We’re here to ease your mind that this is common and normal. And, it can be managed with help from your bariatric surgeon. Here’s what you need to know.
The Facts about Hair Growth
Human hair has a two-stage growth cycle. Anagen is the growth phase and telogen is the resting phase. In the telogen phase, normal hair loss (shedding) lasts about 3 months on average. This shedding time commonly is shorter in women after childbirth and in newborns about 1 month after birth.
Besides childbirth, other factors that affect the anagen/telogen cycle include:
- Any type of surgery
- Sudden or severe illness
- Chronic disease
- Hormonal imbalance (such as hypothyroidism)
- Extreme dieting
- Chronic iron deficiency
- Heavy metal toxicity
- Medications such as beta-blockers, excess vitamin A, and anticoagulants
What Causes Hair Loss after Bariatric Surgery?
Regardless of calorie intake, nutritional deficiencies are typical in overweight and obese people. With the dramatically reduced total calorie intake following bariatric surgery, your body may feel the nutrient struggle even more.

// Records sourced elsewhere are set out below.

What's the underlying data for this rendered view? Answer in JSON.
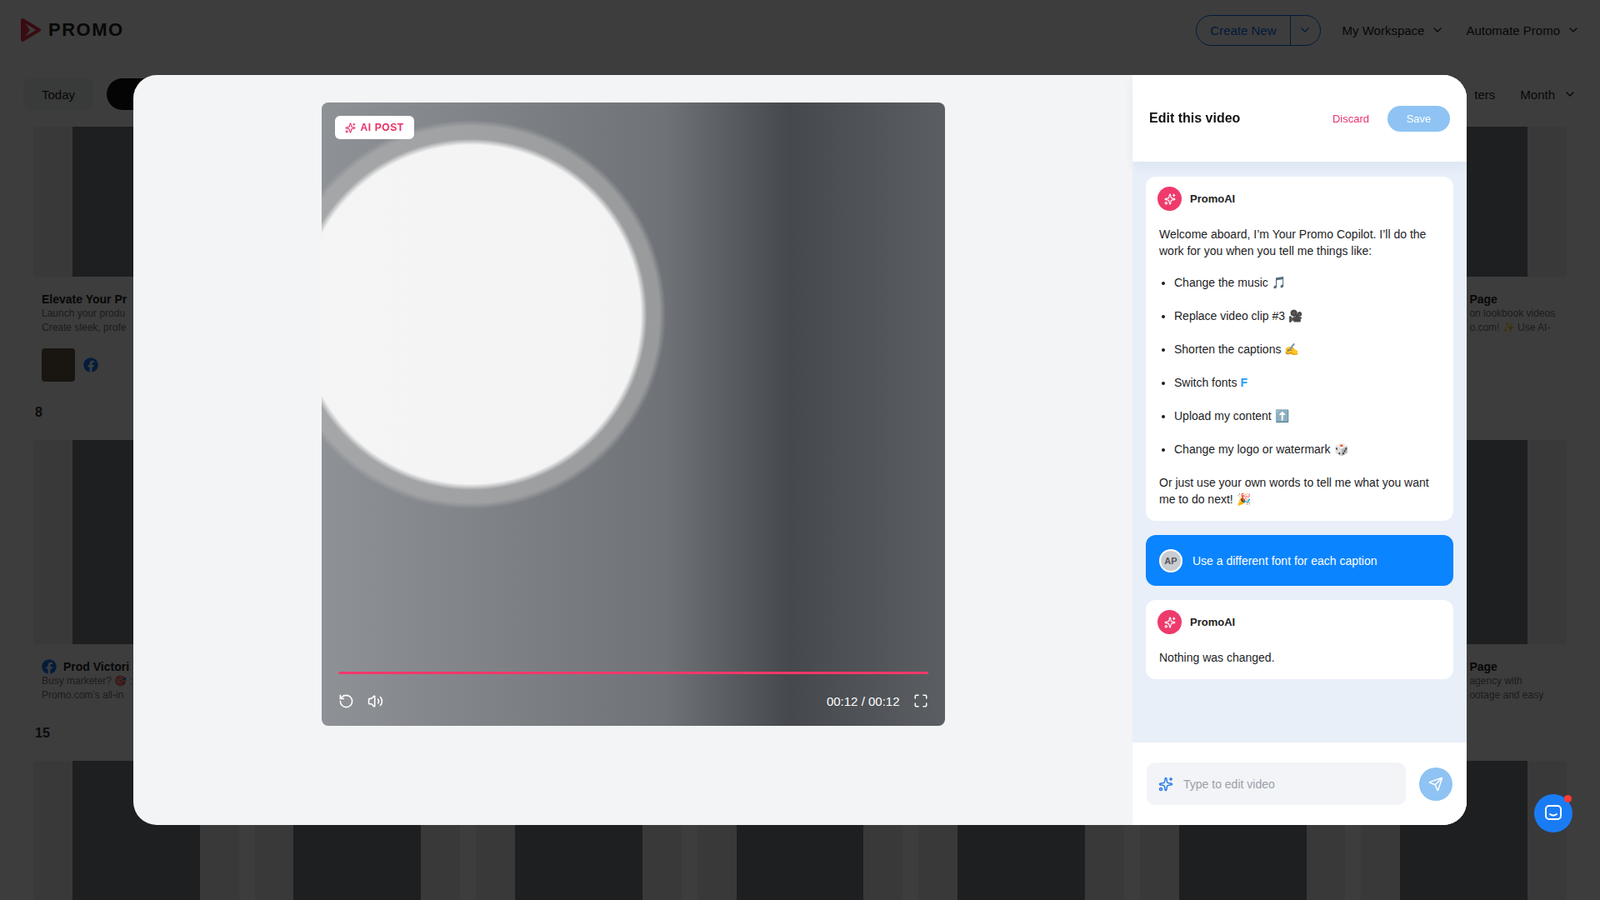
{
  "header": {
    "logo": "PROMO",
    "create": "Create New",
    "menus": [
      "My Workspace",
      "Automate Promo"
    ]
  },
  "toolbar": {
    "today": "Today",
    "filters": "ters",
    "view": "Month"
  },
  "sections": [
    {
      "cards": [
        {
          "kind": "full",
          "title": "Elevate Your Pr",
          "lines": [
            "Launch your produ",
            "Create sleek, profe"
          ]
        },
        {
          "kind": "thumb"
        },
        {
          "kind": "thumb"
        },
        {
          "kind": "thumb"
        },
        {
          "kind": "thumb"
        },
        {
          "kind": "thumb"
        },
        {
          "kind": "text",
          "title": "Page",
          "lines": [
            "on lookbook videos",
            "o.com! ✨ Use AI-"
          ]
        }
      ]
    },
    {
      "day": "8",
      "cards": [
        {
          "kind": "inline",
          "title": "Prod Victori",
          "lines": [
            "Busy marketer? 🎯 :",
            "Promo.com's all-in"
          ]
        },
        {
          "kind": "thumb"
        },
        {
          "kind": "thumb"
        },
        {
          "kind": "thumb"
        },
        {
          "kind": "thumb"
        },
        {
          "kind": "thumb"
        },
        {
          "kind": "text",
          "title": "Page",
          "lines": [
            "agency with",
            "ootage and easy"
          ]
        }
      ]
    },
    {
      "day": "15",
      "cards": [
        {
          "kind": "thumb"
        },
        {
          "kind": "thumb"
        },
        {
          "kind": "thumb"
        },
        {
          "kind": "thumb"
        },
        {
          "kind": "thumb"
        },
        {
          "kind": "thumb"
        },
        {
          "kind": "thumb"
        }
      ]
    }
  ],
  "modal": {
    "badge": "AI POST",
    "player": {
      "time": "00:12 / 00:12",
      "level": 1
    },
    "panel": {
      "title": "Edit this video",
      "discard": "Discard",
      "save": "Save"
    },
    "messages": [
      {
        "kind": "bot",
        "author": "PromoAI",
        "intro": "Welcome aboard, I’m Your Promo Copilot. I’ll do the work for you when you tell me things like:",
        "bullets": [
          {
            "text": "Change the music",
            "emoji": "🎵"
          },
          {
            "text": "Replace video clip #3",
            "emoji": "🎥"
          },
          {
            "text": "Shorten the captions",
            "emoji": "✍️"
          },
          {
            "text": "Switch fonts",
            "emoji": "F"
          },
          {
            "text": "Upload my content",
            "emoji": "⬆️"
          },
          {
            "text": "Change my logo or watermark",
            "emoji": "🎲"
          }
        ],
        "outro": "Or just use your own words to tell me what you want me to do next!",
        "outro_emoji": "🎉"
      },
      {
        "kind": "user",
        "avatar": "AP",
        "text": "Use a different font for each caption"
      },
      {
        "kind": "bot",
        "author": "PromoAI",
        "intro": "Nothing was changed.",
        "bullets": [],
        "outro": "",
        "outro_emoji": ""
      }
    ],
    "input": {
      "placeholder": "Type to edit video"
    }
  }
}
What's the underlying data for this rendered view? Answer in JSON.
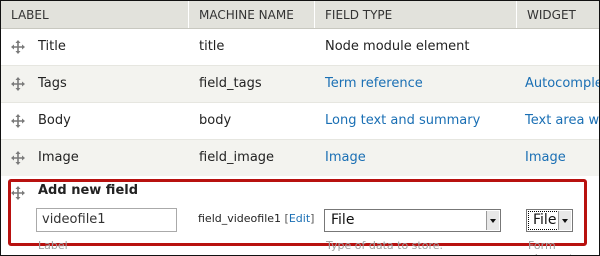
{
  "headers": {
    "label": "LABEL",
    "machine_name": "MACHINE NAME",
    "field_type": "FIELD TYPE",
    "widget": "WIDGET"
  },
  "rows": [
    {
      "label": "Title",
      "machine_name": "title",
      "field_type": "Node module element",
      "field_type_is_link": false,
      "widget": ""
    },
    {
      "label": "Tags",
      "machine_name": "field_tags",
      "field_type": "Term reference",
      "field_type_is_link": true,
      "widget": "Autocomplete"
    },
    {
      "label": "Body",
      "machine_name": "body",
      "field_type": "Long text and summary",
      "field_type_is_link": true,
      "widget": "Text area with"
    },
    {
      "label": "Image",
      "machine_name": "field_image",
      "field_type": "Image",
      "field_type_is_link": true,
      "widget": "Image"
    }
  ],
  "new_field": {
    "title": "Add new field",
    "label_value": "videofile1",
    "label_hint": "Label",
    "machine_name": "field_videofile1",
    "edit_link": "Edit",
    "field_type_selected": "File",
    "field_type_hint": "Type of data to store.",
    "widget_selected": "File",
    "widget_hint": "Form element"
  },
  "colors": {
    "link": "#1a6fb4",
    "highlight_box": "#b8110f",
    "header_bg": "#e2e2dc",
    "even_row_bg": "#f3f3ef"
  },
  "icons": {
    "drag_handle": "move-arrows-icon",
    "select_arrow": "chevron-down-icon"
  }
}
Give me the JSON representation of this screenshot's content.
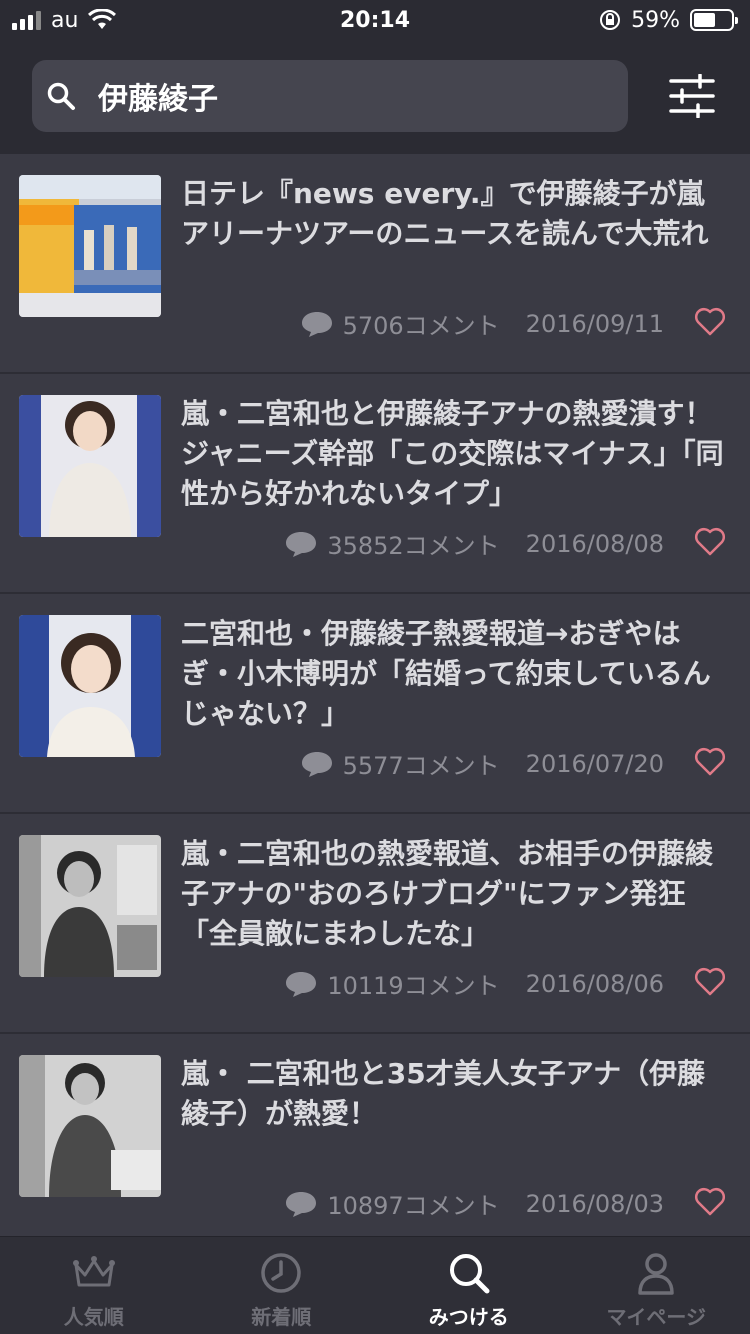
{
  "status_bar": {
    "carrier": "au",
    "time": "20:14",
    "battery": "59%"
  },
  "search": {
    "query": "伊藤綾子"
  },
  "articles": [
    {
      "title": "日テレ『news every.』で伊藤綾子が嵐アリーナツアーのニュースを読んで大荒れ",
      "comments": "5706コメント",
      "date": "2016/09/11"
    },
    {
      "title": "嵐・二宮和也と伊藤綾子アナの熱愛潰す！ジャニーズ幹部「この交際はマイナス」「同性から好かれないタイプ」",
      "comments": "35852コメント",
      "date": "2016/08/08"
    },
    {
      "title": "二宮和也・伊藤綾子熱愛報道→おぎやはぎ・小木博明が「結婚って約束しているんじゃない？」",
      "comments": "5577コメント",
      "date": "2016/07/20"
    },
    {
      "title": "嵐・二宮和也の熱愛報道、お相手の伊藤綾子アナの\"おのろけブログ\"にファン発狂「全員敵にまわしたな」",
      "comments": "10119コメント",
      "date": "2016/08/06"
    },
    {
      "title": "嵐・ 二宮和也と35才美人女子アナ（伊藤綾子）が熱愛！",
      "comments": "10897コメント",
      "date": "2016/08/03"
    }
  ],
  "tabs": [
    {
      "label": "人気順",
      "icon": "crown-icon"
    },
    {
      "label": "新着順",
      "icon": "clock-icon"
    },
    {
      "label": "みつける",
      "icon": "search-icon",
      "active": true
    },
    {
      "label": "マイページ",
      "icon": "person-icon"
    }
  ],
  "colors": {
    "background": "#3a3a44",
    "header": "#2b2b33",
    "heart": "#e07a88"
  }
}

In the first 6 months following surgery, calories are tightly restricted and can contribute to a decreased intake of all macronutrients, especially protein. In fact, many patients have difficulty reaching the daily recommended protein intake. The body also might experience stress and hormonal changes after surgery.
All of these factors can result in telogen effluvium—a type of hair loss that’s associated with bariatric surgery. It’s common in men and women of all races and occurs during the most rapid weight-loss phase.
Due to the stress of surgery, more hair follicles enter the resting phase. Between 1 to 6 months following surgery, you will most likely shed that hair. In some cases, the old hair follicle is released before the new hair begins to grow.
Tips for Minimizing Hair Loss
Although there are no proven methods to stop hair loss during this phase after surgery, there are supplements like biotin and zinc that help thicken or strengthen hair.
Following the bariatric diet and nutrition program, which calls for limited calories and diverse protein intake on a daily basis, is helpful in preventing long-term hair loss. Of course, you must be cautious not to add too much extra protein or you may not see the expected weight-loss results.
In addition to the nutritional recommendations, it's essential to take a bariatric-specific multi-vitamin with adequate B vitamins, folate, zinc, and biotin. B12 and calcium citrate with a vitamin D supplement also are prescribed.
Regular follow-up appointments with your bariatric surgeon are important to ensure that your vitamin and mineral intake and your blood levels are normal. These visits also help minimize side effects, and they’re essential to long-term maintenance after surgery.